Ma c’è dell’altro ed è la parte peggiore della campagna: l’etichetta “umanitaria” ed eticamente corretta che la holding rossa esibisce per coprire il suo business anticoncezionale. Con i suoi preservativi low cost, infatti, la Coop si inserisce in un giro di affari di enormi proporzioni: di profilattici, in Italia, se ne vendono infatti ben 91 milioni di pezzi all’anno, numero che genera un fatturato di 82 milioni di euro. Per questo, sul sito si mette bene in guardia il consumatore dal riutilizzare un profilattico perché «comporta determinati rischi: infezioni, lacerazione e perdita di lubrificazione e resistenza dovute al lavaggio. Tutti fattori che aumentano il rischio di gravidanza o di contrarre malattie sessualmente trasmissibili». Notare bene: qui gravidanza e Aids sono sullo stesso piano, entrambi mali da evitare.  In ogni caso, avverte il bugiardino, «l'uso non vaginale può aumentare il rischio di rottura o sfilamento del profilattico». Insomma, con il lato B la Coop non si assume responsabilità. Ma allora, quel “fallo come vuoi” mica è vero: bisognerebbe denunciarli per pubblicità ingannevole. 

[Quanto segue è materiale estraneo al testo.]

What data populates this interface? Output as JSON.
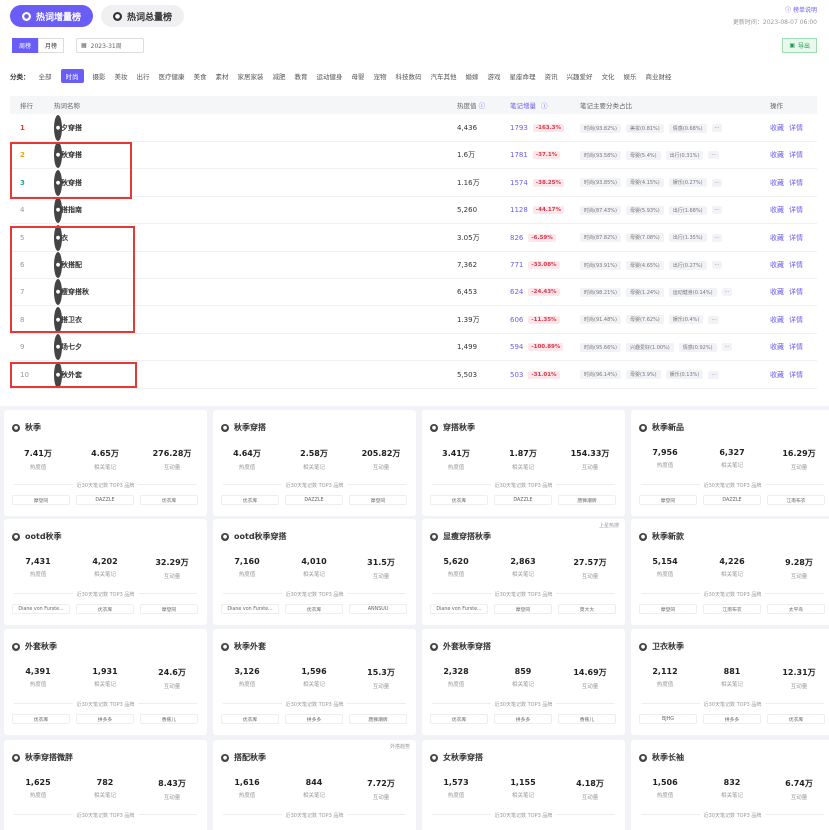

Panem et circenses, dicevano i latini e oggi la Coop pare avere capito la lezione. Agli scaffali del panem, ha aggiunto una grande varietà di pietanze a prezzo scontato, ai circenses nel Foro ci somma quelli del sesso. Meno truci e crudeli di quelli che impegnavano i gladiatori, soprattutto senza il rischio di mettere al mondo mocciosi rompiscatole e poco low cost. Eppure, solo due mesi fa, presentando il Rapporto annuale su “Consumi & Distribuzione” (clicca qui), Marco Pedroni, presidente della Coop, ammetteva che senza più bambini l’uscita dalla crisi ce la scordiamo, che «senza figli non c'è ripresa delle aspettative, non c'è incremento dei consumi, non c'è futuro». Ma forse nessuno l’aveva avvisato della nuova campagna per l’incappucciamento della maternità. Però il presidente ha ragione, a dispetto del marketing schizofrenico e delle scemenze dei fallo-creativi.  Per riempire di nuovo i carrelli dei grandi magazzini, le coppie italiane devono riprendere a mettere al mondo figli, pensare positivo e guardare con speranza al futuro. La vita “protetta” e al riparo dai rischi è una gigantesca bugia, messa in giro dalla concorrenza, da chi ci vuole tutti più soli e spaventati. Con i preservativi della Thailandia la nostra economia non va da nessuna parte, non servono a proteggerci dalla crisi tantomeno dall’Aids. Allora, al diavolo quel “Fallo protetto” e rifacciamoci con “Pance e carrello”: è più pop e anche molto Coop.